According to the Yonhap news agency, the man told investigators that he had wanted to meet North Korean leader Kim Jong-un.
Nobody at the US embassy in Seoul was immediately available for comment.
A government source, cited by Yonhap, said a border patrol had found the man, in his early 30s, lying exhausted on the south bank of the Han River where it forms part of the western section of the North-South frontier.
Attempted crossings of the heavily militarised border are rare and extremely dangerous.
Last September, a South Korean man who tried to swim to the North across the Imjin River section of the border was shot dead by South Korean troops manning a nearby guard post.
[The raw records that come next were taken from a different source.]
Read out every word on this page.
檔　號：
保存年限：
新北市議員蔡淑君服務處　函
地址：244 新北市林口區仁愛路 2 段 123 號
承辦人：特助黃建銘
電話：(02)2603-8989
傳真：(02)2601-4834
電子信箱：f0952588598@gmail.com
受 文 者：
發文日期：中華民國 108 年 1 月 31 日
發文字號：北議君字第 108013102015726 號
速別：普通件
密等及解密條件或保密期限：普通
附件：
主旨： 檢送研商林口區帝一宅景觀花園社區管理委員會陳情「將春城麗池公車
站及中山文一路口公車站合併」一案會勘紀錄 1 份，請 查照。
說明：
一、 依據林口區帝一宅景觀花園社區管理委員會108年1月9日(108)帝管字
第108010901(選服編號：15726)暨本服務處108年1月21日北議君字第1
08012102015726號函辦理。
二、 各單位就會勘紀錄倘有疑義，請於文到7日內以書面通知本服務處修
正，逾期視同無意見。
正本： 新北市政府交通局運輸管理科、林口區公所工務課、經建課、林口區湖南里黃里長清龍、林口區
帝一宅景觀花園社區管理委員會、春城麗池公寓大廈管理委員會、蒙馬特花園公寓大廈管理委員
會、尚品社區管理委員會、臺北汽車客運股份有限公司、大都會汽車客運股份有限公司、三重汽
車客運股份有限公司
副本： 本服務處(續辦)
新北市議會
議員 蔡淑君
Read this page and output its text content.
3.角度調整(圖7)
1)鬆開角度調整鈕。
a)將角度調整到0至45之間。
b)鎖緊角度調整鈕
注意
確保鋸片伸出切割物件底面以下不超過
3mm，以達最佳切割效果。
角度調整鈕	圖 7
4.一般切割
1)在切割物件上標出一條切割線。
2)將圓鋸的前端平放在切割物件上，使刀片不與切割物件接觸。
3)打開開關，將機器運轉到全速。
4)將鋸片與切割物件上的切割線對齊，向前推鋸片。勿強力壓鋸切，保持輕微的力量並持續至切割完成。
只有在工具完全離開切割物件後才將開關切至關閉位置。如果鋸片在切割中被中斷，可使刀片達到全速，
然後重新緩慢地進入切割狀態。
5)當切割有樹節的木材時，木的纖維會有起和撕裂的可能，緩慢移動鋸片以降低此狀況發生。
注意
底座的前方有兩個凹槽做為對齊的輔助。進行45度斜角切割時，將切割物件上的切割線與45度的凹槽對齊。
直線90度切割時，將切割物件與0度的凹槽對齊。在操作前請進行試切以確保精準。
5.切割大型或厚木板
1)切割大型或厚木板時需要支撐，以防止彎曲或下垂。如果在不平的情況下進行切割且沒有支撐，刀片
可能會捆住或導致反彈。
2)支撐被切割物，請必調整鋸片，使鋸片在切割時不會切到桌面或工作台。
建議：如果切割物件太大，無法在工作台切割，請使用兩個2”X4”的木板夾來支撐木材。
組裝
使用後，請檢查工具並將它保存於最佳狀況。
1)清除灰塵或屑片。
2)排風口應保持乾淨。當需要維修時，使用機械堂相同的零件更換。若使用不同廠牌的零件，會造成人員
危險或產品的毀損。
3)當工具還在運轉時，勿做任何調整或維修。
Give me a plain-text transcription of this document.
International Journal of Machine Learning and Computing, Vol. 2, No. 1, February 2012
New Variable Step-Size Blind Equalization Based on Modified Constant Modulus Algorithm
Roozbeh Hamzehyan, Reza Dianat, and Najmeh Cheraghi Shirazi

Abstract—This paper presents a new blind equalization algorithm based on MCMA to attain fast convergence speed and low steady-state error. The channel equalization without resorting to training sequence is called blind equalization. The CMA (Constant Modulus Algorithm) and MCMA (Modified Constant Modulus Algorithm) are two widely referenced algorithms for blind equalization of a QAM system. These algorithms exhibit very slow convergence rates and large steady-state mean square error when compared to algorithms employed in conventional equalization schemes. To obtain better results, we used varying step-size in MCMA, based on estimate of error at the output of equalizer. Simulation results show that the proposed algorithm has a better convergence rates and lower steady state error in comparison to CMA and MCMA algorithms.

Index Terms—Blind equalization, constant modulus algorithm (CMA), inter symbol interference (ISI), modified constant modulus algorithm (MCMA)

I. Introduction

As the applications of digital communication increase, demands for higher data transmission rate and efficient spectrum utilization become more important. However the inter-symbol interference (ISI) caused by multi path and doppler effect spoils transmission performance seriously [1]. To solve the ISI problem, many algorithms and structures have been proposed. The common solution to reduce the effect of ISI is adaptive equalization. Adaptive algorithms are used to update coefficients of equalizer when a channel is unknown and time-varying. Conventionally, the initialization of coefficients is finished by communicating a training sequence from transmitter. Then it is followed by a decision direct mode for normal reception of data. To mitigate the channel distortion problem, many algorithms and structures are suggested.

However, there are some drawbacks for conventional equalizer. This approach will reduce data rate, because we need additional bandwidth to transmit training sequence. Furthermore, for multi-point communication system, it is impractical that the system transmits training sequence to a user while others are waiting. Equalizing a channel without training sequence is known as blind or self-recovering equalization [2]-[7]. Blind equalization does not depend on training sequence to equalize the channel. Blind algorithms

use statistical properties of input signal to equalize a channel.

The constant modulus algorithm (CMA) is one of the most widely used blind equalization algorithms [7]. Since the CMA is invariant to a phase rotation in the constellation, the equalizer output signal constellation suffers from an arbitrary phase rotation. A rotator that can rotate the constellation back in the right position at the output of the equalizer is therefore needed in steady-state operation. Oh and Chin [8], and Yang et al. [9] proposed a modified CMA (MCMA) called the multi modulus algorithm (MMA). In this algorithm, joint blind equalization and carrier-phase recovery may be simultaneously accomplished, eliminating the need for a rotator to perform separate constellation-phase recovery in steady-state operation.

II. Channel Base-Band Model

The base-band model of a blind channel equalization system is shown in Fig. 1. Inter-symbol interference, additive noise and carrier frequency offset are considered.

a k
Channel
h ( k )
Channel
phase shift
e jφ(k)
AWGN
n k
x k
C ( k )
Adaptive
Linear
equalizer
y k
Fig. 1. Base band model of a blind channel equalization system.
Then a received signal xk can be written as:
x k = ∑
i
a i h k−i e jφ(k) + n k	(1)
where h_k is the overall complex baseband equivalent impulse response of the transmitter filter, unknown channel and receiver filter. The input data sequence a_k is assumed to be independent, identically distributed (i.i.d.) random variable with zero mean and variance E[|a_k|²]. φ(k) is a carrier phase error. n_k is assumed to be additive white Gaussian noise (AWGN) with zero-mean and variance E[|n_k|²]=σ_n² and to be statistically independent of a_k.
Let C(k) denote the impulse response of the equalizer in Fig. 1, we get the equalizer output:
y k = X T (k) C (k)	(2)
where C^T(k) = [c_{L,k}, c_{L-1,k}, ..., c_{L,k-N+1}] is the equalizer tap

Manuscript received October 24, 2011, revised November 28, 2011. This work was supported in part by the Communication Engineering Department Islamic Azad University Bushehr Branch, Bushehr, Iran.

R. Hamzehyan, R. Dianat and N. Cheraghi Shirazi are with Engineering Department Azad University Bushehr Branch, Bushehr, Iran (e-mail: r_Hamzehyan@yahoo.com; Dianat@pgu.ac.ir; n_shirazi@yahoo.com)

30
The latest incident carries echoes of the case of another American, Evan Hunziker, who swam across the Yalu River from China to North Korea in 1996.
Naked and apparently drunk, Hunziker purportedly did the swim as the result of a dare with a friend he had been drinking with.
He was arrested in the North on espionage charges and detained for three months before his release was secured during a visit to Pyongyang by the then New Mexico congressman, Bill Richardson.
North Korea currently has three American citizens in detention - Kenneth Bae, Matthew Miller and Jeffrey Fowle.
On Sunday, Miller was sentenced to six years of hard labour for "hostile" acts against the regime, four months after he was arrested for allegedly ripping up his tourist visa at immigration.
Bae, a Korean-American described by Pyongyang as a militant evangelist, was sentenced last year to 15 years of hard labour for seeking to topple the North's regime.